Dataset Construction

The dataset construction includes a two-stage annotation process: a hallucination ranking followed by automatic labeling and human rechecking. The hallucination ranking algorithm prioritizes fluency and the likelihood of hallucination, selecting text candidates that strike a balance between coherence and hallucinatory potential. The authors propose the keyword precision (kwPrec) metric as a superior alternative to traditional BLEU and ROUGE scoring methods, arguing it better identifies essential fact-related inaccuracies.

The authors ensured the inclusivity of multiple LLMs in dataset creation, incorporating five Chinese models to generate hallucinations, thus providing greater diversity and reducing the risk of model-specific biases.

Evaluation Framework

The proposed evaluation framework includes discriminative, selective, and generative evaluations. Discriminative evaluation demands LLMs determine the presence of hallucinations; selective evaluation requires discerning between text options, with and without hallucinations; and generative evaluation involves analyzing LLM-generated continuations for hallucinated content using reference-based techniques.
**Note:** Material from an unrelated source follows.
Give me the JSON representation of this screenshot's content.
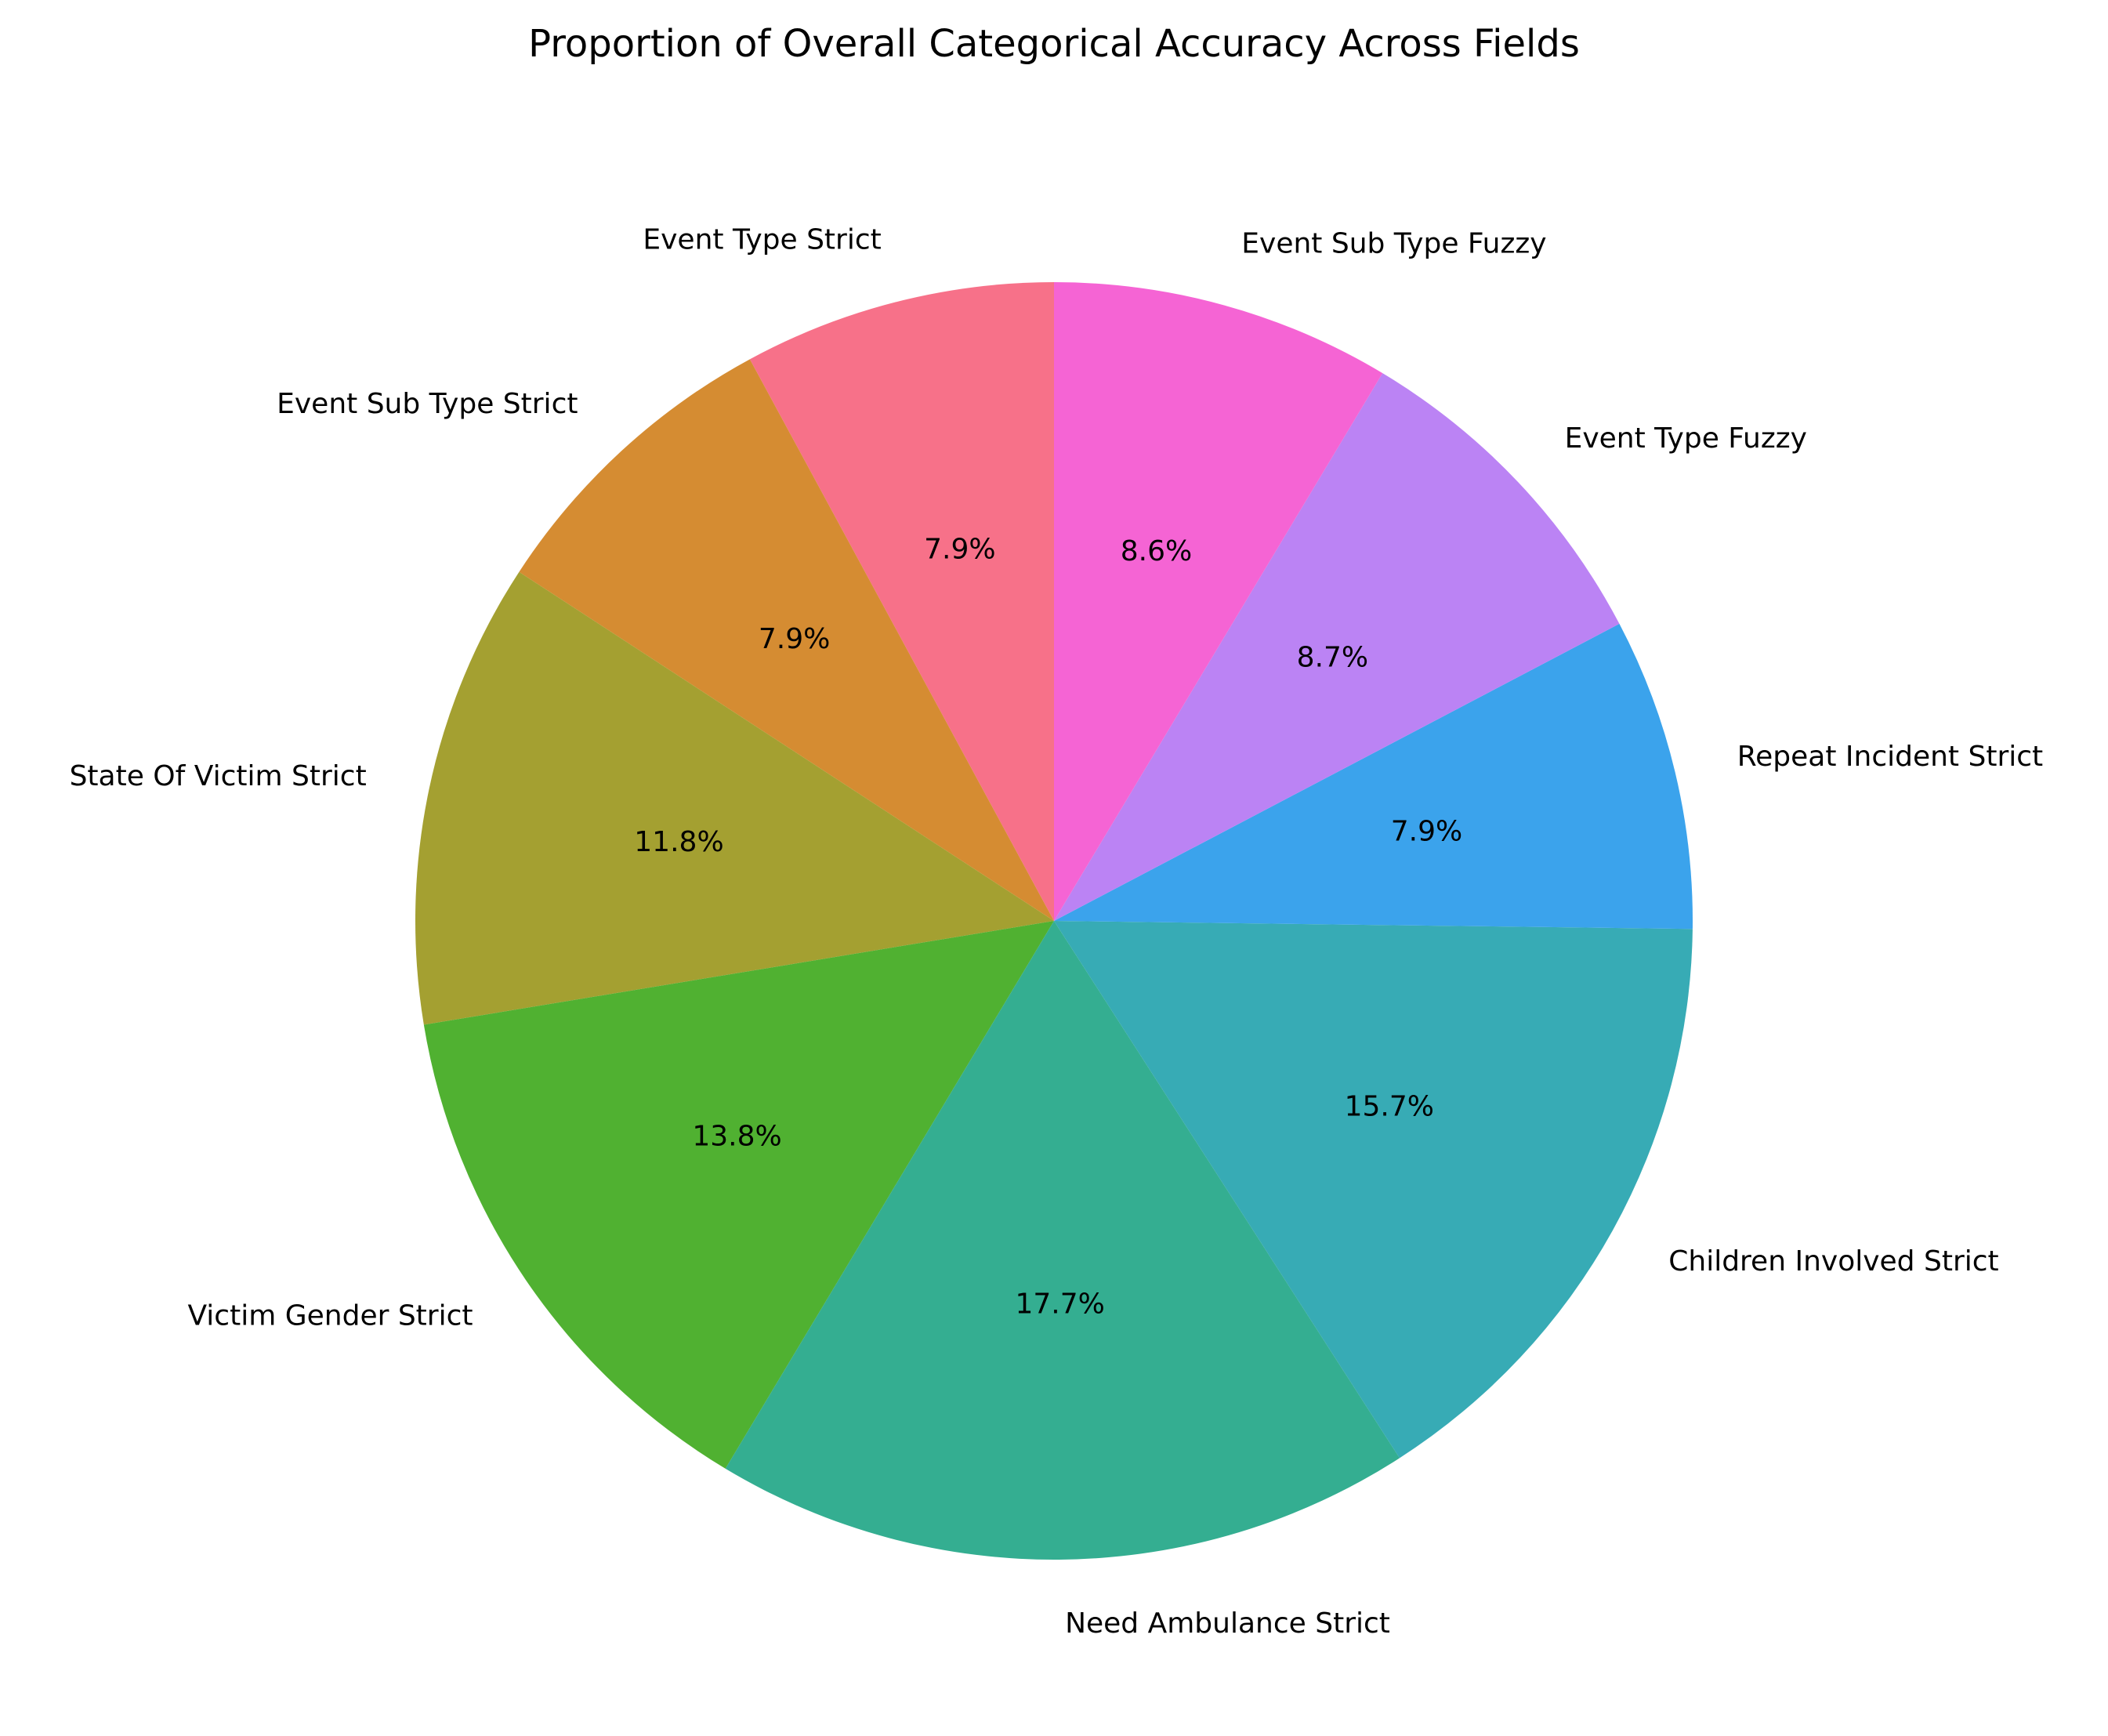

In the empirical analysis, the authors tested eight prominent Chinese LLMs and three GPT series models, offering significant insights into their hallucination dynamics. Notably, they reported that most models performed better with number-intensive and general news, echoing the complexity of numeric data and societal narratives in generating reliable outputs.

Discussion and Implication

The findings suggest that Chinese LLMs, especially domain-specific ones like Xinyu2-70B, excel in selective evaluation, indicative of their robustness in narrower contexts such as news domains. Generative evaluation posed challenges, revealing the inherent difficulty for LLMs in producing factually correct and coherent continuations without hallucination.

By aligning evaluative tasks with real-world scenarios, this research underscores the need to improve LLM training methods, potentially guiding enhancements in knowledge integration and retrieval processes. It points to the profound implication that leveraging specific domain knowledge significantly improves the factual accuracy of LLM outputs.

Conclusion and Future Directions

This paper's contributions in constructing and evaluating Chinese LLMs through $\mathbb{UHG}$ Eval establish a rigorous standard for assessing hallucinated content generation without constraints, paving the way for more reliable LLM applications in professional fields such as journalism and academia. Future research will likely focus on expanding this benchmark across other languages and domains, enhancing LLMs' ability to generate reliable, contextually appropriate content across various applications.